Conosci almeno 5 social differenti? Sai cos’è una challenge? Se sei il genitore di un minore tra gli 8 e i 13 anni converrà impararlo perché tuo figlio certamente lo sa. E non è al sicuro. Lorenza Magni, responsabile del progetto anti-bullismo realizzato nelle scuole di Villasanta dalla Croce Rossa locale, ha parlato francamente a mamme e papà intervenuti qualche giorno fa per ascoltare il report.
«Io sono preoccupata», ha detto aprendo una finestra sul modo cyber dei giovani.
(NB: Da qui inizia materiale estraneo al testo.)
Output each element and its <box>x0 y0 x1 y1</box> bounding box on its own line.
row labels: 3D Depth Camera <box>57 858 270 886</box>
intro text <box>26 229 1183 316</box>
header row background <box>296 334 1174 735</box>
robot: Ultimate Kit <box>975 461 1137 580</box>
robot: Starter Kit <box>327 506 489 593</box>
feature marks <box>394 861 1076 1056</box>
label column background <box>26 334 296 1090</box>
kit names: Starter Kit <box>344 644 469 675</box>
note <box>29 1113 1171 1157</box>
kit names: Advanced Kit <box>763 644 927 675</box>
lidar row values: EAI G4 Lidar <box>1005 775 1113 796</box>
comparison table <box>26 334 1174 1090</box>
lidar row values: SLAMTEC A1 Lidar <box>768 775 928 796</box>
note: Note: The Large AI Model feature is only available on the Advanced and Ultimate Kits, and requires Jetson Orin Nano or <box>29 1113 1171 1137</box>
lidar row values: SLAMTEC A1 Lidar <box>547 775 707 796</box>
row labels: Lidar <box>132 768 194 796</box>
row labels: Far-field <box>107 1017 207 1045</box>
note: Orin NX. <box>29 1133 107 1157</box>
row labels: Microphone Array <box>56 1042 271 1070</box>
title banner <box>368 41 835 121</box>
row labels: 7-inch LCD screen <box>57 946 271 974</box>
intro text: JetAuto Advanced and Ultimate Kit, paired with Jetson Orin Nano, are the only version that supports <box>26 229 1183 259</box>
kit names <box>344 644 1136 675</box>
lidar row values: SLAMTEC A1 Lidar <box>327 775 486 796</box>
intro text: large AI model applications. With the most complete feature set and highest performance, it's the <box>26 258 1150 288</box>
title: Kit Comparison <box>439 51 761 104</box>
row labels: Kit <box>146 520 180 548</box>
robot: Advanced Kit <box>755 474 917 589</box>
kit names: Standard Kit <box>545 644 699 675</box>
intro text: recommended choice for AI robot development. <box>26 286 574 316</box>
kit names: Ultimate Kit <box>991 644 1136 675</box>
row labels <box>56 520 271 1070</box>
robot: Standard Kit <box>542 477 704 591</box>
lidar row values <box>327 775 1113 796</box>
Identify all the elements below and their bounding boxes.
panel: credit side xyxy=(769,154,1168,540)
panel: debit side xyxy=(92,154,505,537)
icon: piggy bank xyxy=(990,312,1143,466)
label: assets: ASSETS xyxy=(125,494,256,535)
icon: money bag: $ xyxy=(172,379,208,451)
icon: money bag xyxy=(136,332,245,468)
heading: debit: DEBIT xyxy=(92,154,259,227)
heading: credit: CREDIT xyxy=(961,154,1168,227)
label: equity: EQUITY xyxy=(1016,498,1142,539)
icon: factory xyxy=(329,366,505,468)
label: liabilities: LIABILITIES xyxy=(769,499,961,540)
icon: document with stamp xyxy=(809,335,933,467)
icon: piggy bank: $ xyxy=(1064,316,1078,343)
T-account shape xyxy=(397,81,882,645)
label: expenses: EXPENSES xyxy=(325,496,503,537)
Dalla sua relazione si è scoperto che i ragazzi delle medie di Villasanta conoscono e spesso usano una quindicina di social diversi. Controllare il profilo Facebook non basta, perché ora, per esempio, va più di moda Snapchat.
«Qui è possibile scambiarsi foto e video imponendo anche pochi secondi di vita al post – ha spiegato l’esperta, appassionata di videogiochi oltre che psicologa – quindi succede che i ragazzi, sentendosi più tranquilli, si scambino le loro prime foto hard o anche solo ammiccanti».
Se il destinatario fa in tempo a fotografare lo schermo dispone di una foto che può diffondere con commenti di derisione. E il cyber-bullismo è servito.
Poi ci sono le Challenge, ovvero i video su Youtube con le «cose da fare» e da filmare. «Se la cosa da fare però è darsi fuoco a bordo piscina e buttarsi in acqua prima di bruciare, capirete che la faccenda può diventare pericolosa», ha detto Magni a una platea di genitori inorriditi. L’approfondita lezione di moderne tecnologie è proseguita per tutta la serata con preziosi aiuti per mamme e papà, purtroppo intervenuti in numero esiguo.
In tutti i casi, ha detto la psicologa, la chiave è il controllo e la presenza dei genitori. Un ragazzino non dovrebbe disporre liberamente di un cellulare con la connessione, né di Youtube né dei social peraltro in parte vietati sotto i 13 anni. Né tanto meno di videogiochi con Pegi (indice di adeguatezza alla giovane età) troppo alti: «Guardate bene i simboli dei videogiochi – ha raccomandato Magni- perché vi indicano la presenza di scene di sesso, violenza, droga, discriminazione razziale e sessuale».
Il bilancio sul progetto che ha impegnato i ragazzi di prima media nei mesi scorsi non ha evidenziato situazioni eccezionali, ma ha confermato la tendenza, ovvero il rischio che social e moderne tecnologie compromettano l’assunzione di responsabilità nei ragazzi, l’esposizione ai malintenzionati, la violazione della privacy.
«È successo per esempio che una foto scattata a una professoressa in classe sia stata pubblicata e commentata – ha raccontato la psicologa – uno scherzetto simile di recente è stato punito a Monza con una multa da 30mila euro per i genitori».